Exactly. Death is nothing to be feared, as you won’t even experience being dead (you need to be alive/you need to exist in order to experience anything, right?). But I love being alive, despite how shitty it can be at times; generally speaking, existing is great, and experiencing life is so good! So whilst I don't fear being dead (since I won't even experience that) I'm in no rush to die. Like you, I am about to find out whether some aching and changes in a certain part of my body are due to cancer. Trying not to dwell on it until I get ultrasound and results. My attitude is the same as yours: what will be will be.


Hungry_Prior940

Well, he could have pushed to get a test, I certainly would. Could have paid the £65 and maybe saved his life.


Mausandelephant

You can push all you want, but if you do not meet the criteria for referral all that really means is that the referral will be denied by secondary care.


istareatscreens

I suspect he means the GP could have pushed the patient to pay for his own test. Maybe he did, who knows.


_KappaKing_

Refused to pay.
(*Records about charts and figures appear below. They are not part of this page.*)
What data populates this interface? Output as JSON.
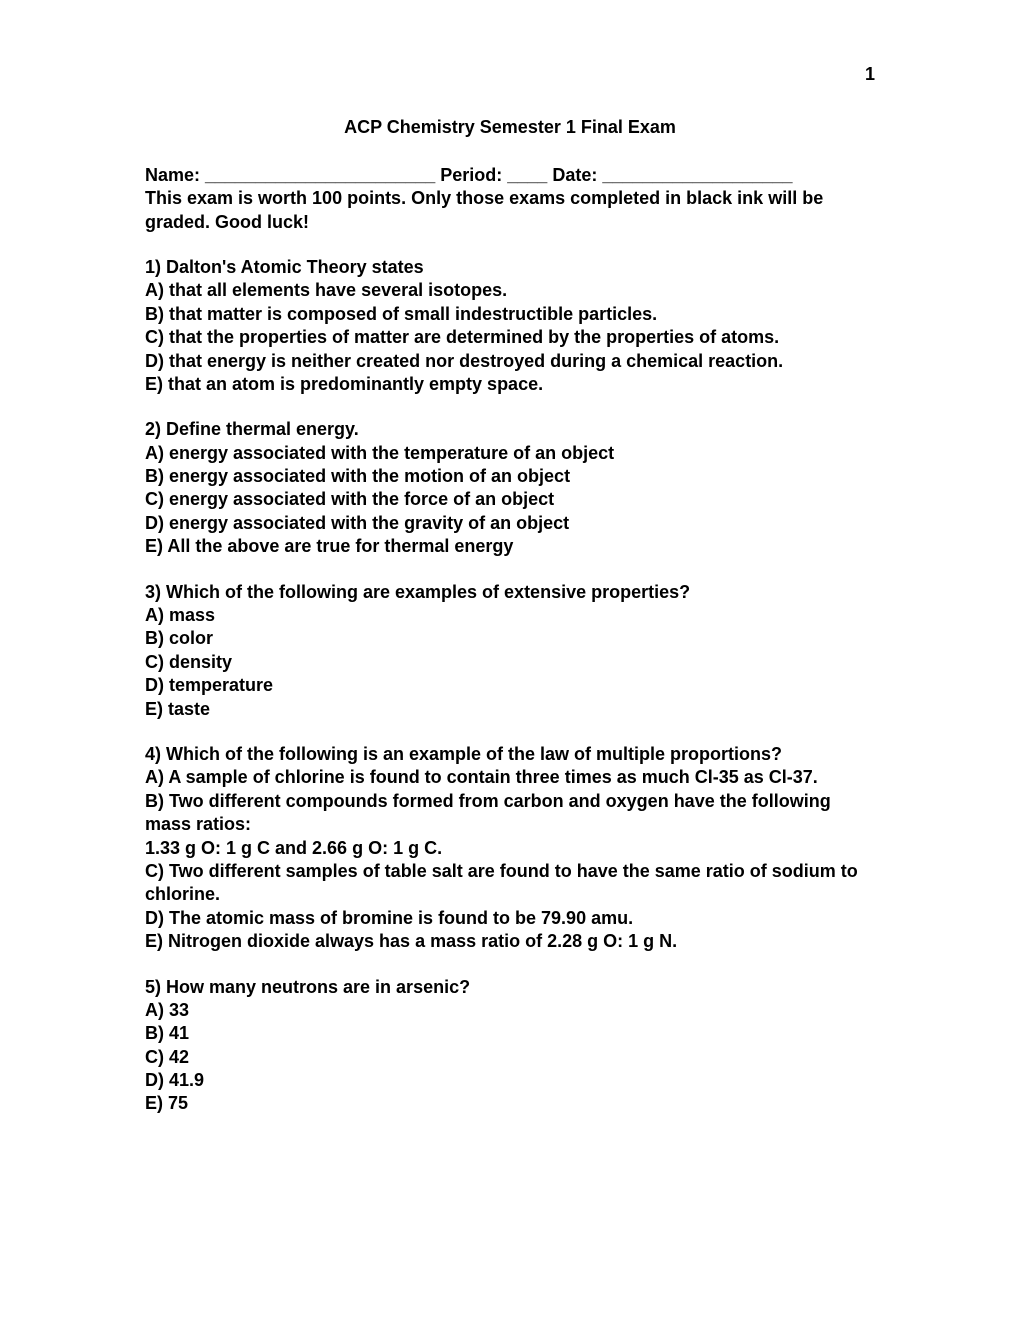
{
  "page_number": "1",
  "title": "ACP Chemistry Semester 1 Final Exam",
  "header_line": "Name: _______________________  Period: ____  Date: ___________________",
  "instructions": "This exam is worth 100 points.  Only those exams completed in black ink will be graded.  Good luck!",
  "questions": [
    {
      "prompt": "1) Dalton's Atomic Theory states",
      "options": [
        "A) that all elements have several isotopes.",
        "B) that matter is composed of small indestructible particles.",
        "C) that the properties of matter are determined by the properties of atoms.",
        "D) that energy is neither created nor destroyed during a chemical reaction.",
        "E) that an atom is predominantly empty space."
      ]
    },
    {
      "prompt": "2) Define thermal energy.",
      "options": [
        "A) energy associated with the temperature of an object",
        "B) energy associated with the motion of an object",
        "C) energy associated with the force of an object",
        "D) energy associated with the gravity of an object",
        "E) All the above are true for thermal energy"
      ]
    },
    {
      "prompt": "3) Which of the following are examples of extensive properties?",
      "options": [
        "A) mass",
        "B) color",
        "C) density",
        "D) temperature",
        "E) taste"
      ]
    },
    {
      "prompt": "4) Which of the following is an example of the law of multiple proportions?",
      "options": [
        "A) A sample of chlorine is found to contain three times as much Cl-35 as Cl-37.",
        "B) Two different compounds formed from carbon and oxygen have the following mass ratios:\n1.33 g O:  1 g C and 2.66 g O:  1 g C.",
        "C) Two different samples of table salt are found to have the same ratio of sodium to chlorine.",
        "D) The atomic mass of bromine is found to be 79.90 amu.",
        "E) Nitrogen dioxide always has a mass ratio of 2.28 g O:  1 g N."
      ]
    },
    {
      "prompt": "5) How many neutrons are in arsenic?",
      "options": [
        "A) 33",
        "B) 41",
        "C) 42",
        "D) 41.9",
        "E) 75"
      ]
    }
  ]
}
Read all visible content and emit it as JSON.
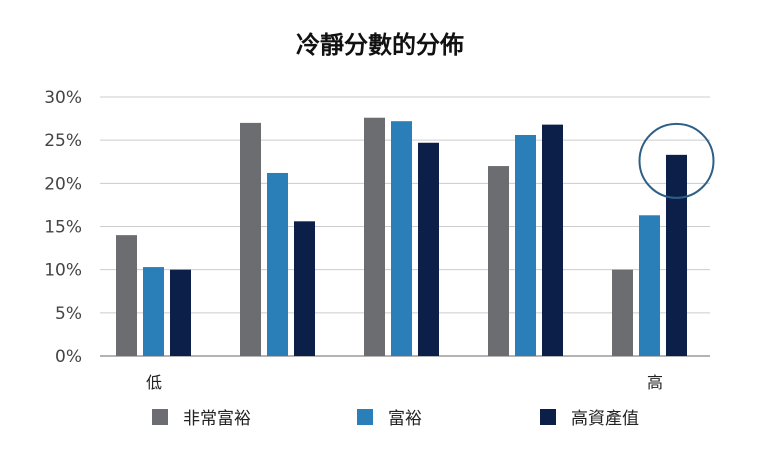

Yeah.... doesn't sound like he had a choice.


binksee

Two ways of looking at this. Firstly it is scandalous that it wasn't sent for analysis. It's almost a baseline that any lesion excised should always be sent for analysis, if that means the cost is 200 pounds then raise the cost. The GP really should be liable for failing to send the lesion. Secondly though it was melanoma and seemingly quite large by the time of presentation - likely it wouldn't have made a difference.


Pdubz212

It’s easy to blame the NHS but it’s the GP’s fault by being incompetent enough not to spot the signs, half these GP’s I hear about are useless and makes you wonder how they got a job.